On Tue, 3 Feb 2009, Allin Cottrell wrote:
It's now implemented in CVS, up to a point. Note that the old
functions acf() and xcf() are gone. We now have one function,
corrgm(). This has the semantics Jack describes. Absent the
third argument, ACF and PACF are combined, in adjacent pairs of
columns in the output matrix. (There's just one pair of columns
in the output if arg1 is a series or column vector, but k >= 1
pairs if arg1 is a general matrix or list.)
Two possible (mututally exclusive) refinements: one is implied by the
attached patch: when arg1 is multiple, the 2*n columns of the output
vector are sorted so that the first n columns contain the ACFs and columns
from n+1 to 2*n contain the PACFs. This would make it easier (IMO) to
retrieve the results.
Alternatively (but this is more complex to code and arguably less
intuitive), we may exploit the 3rd argument like we do with mols() for
residuals: corrgm() would always return the ACFs in a p \times n matrix.
If the partial autocorrelations are wanted too, you use a pointer to a
matrix, as in
list X = 1 2 3
acf = corrgm(X, 10, &pacf)
The advantage I see in this is that, like Sven said, you don't have to
wast CPU on the PACFs if you don't need them. Opinions?

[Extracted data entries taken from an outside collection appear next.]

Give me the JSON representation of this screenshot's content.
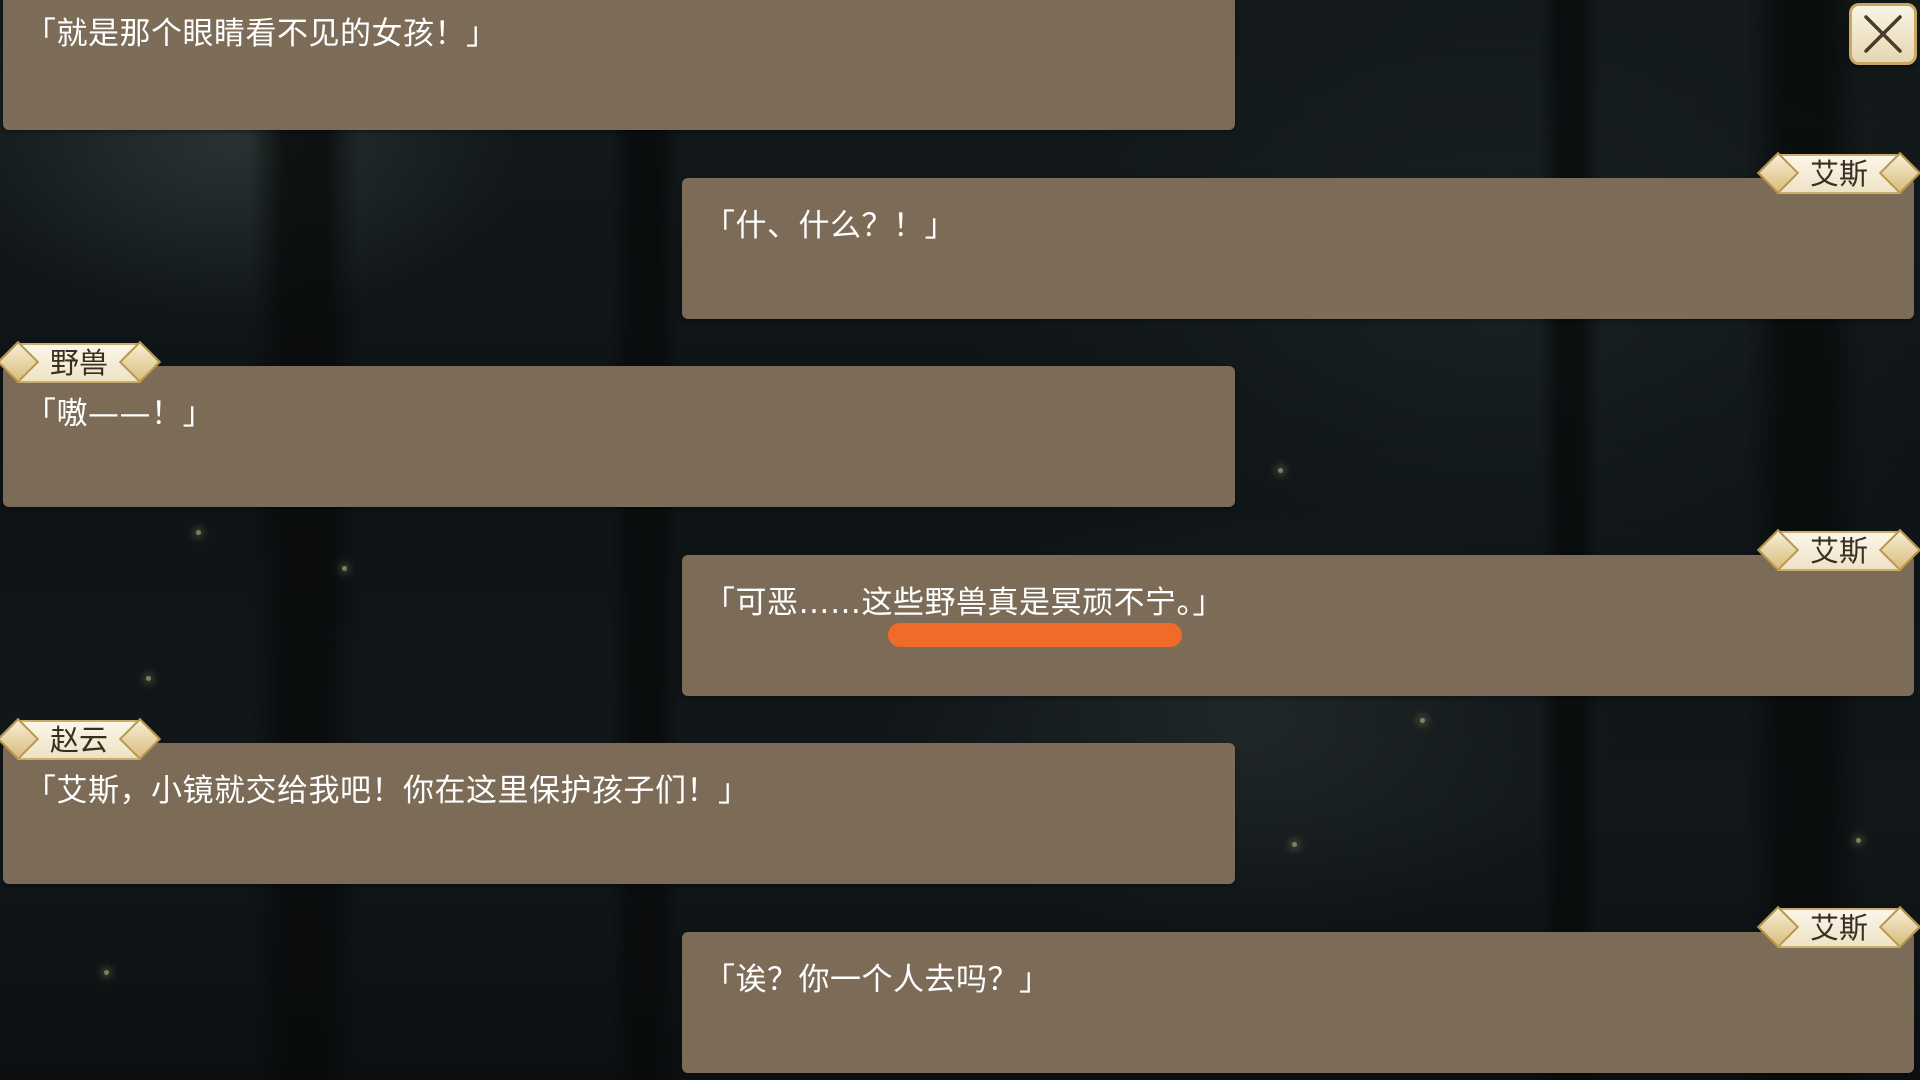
{
  "dialogue": [
    {
      "side": "left",
      "speaker": "",
      "text": "「就是那个眼睛看不见的女孩！」"
    },
    {
      "side": "right",
      "speaker": "艾斯",
      "text": "「什、什么？！」"
    },
    {
      "side": "left",
      "speaker": "野兽",
      "text": "「嗷——！」"
    },
    {
      "side": "right",
      "speaker": "艾斯",
      "text": "「可恶……这些野兽真是冥顽不宁。」"
    },
    {
      "side": "left",
      "speaker": "赵云",
      "text": "「艾斯，小镜就交给我吧！你在这里保护孩子们！」"
    },
    {
      "side": "right",
      "speaker": "艾斯",
      "text": "「诶？你一个人去吗？」"
    }
  ],
  "controls": {
    "close_icon": "close-icon"
  },
  "colors": {
    "bubble": "#806e5a",
    "nameplate": "#f3e9d2",
    "nameplate_border": "#c9ad6a",
    "highlight": "#f06a28",
    "text": "#ffffff"
  }
}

The "up to a point" bit is that when the third argument is
(i.e. cross-correlogram is wanted), only the following two cases
are implemented so far:
* arg1 = series, arg3 = series
* arg1 = column vector, arg3 = column vector
Implementing the remaining cross-cases (general matrix or list for
arg1; mixed data types between arg1 and arg3) would be nice, but
would involve a good deal of painful tedium (particularly with
regard to proper error checking), so not done yet.
No big deal IMO, as long as arg1 can be multiple (eg islist(arg1) ->
arg3 is series and ismatrix(arg1) -> arg3 is vector).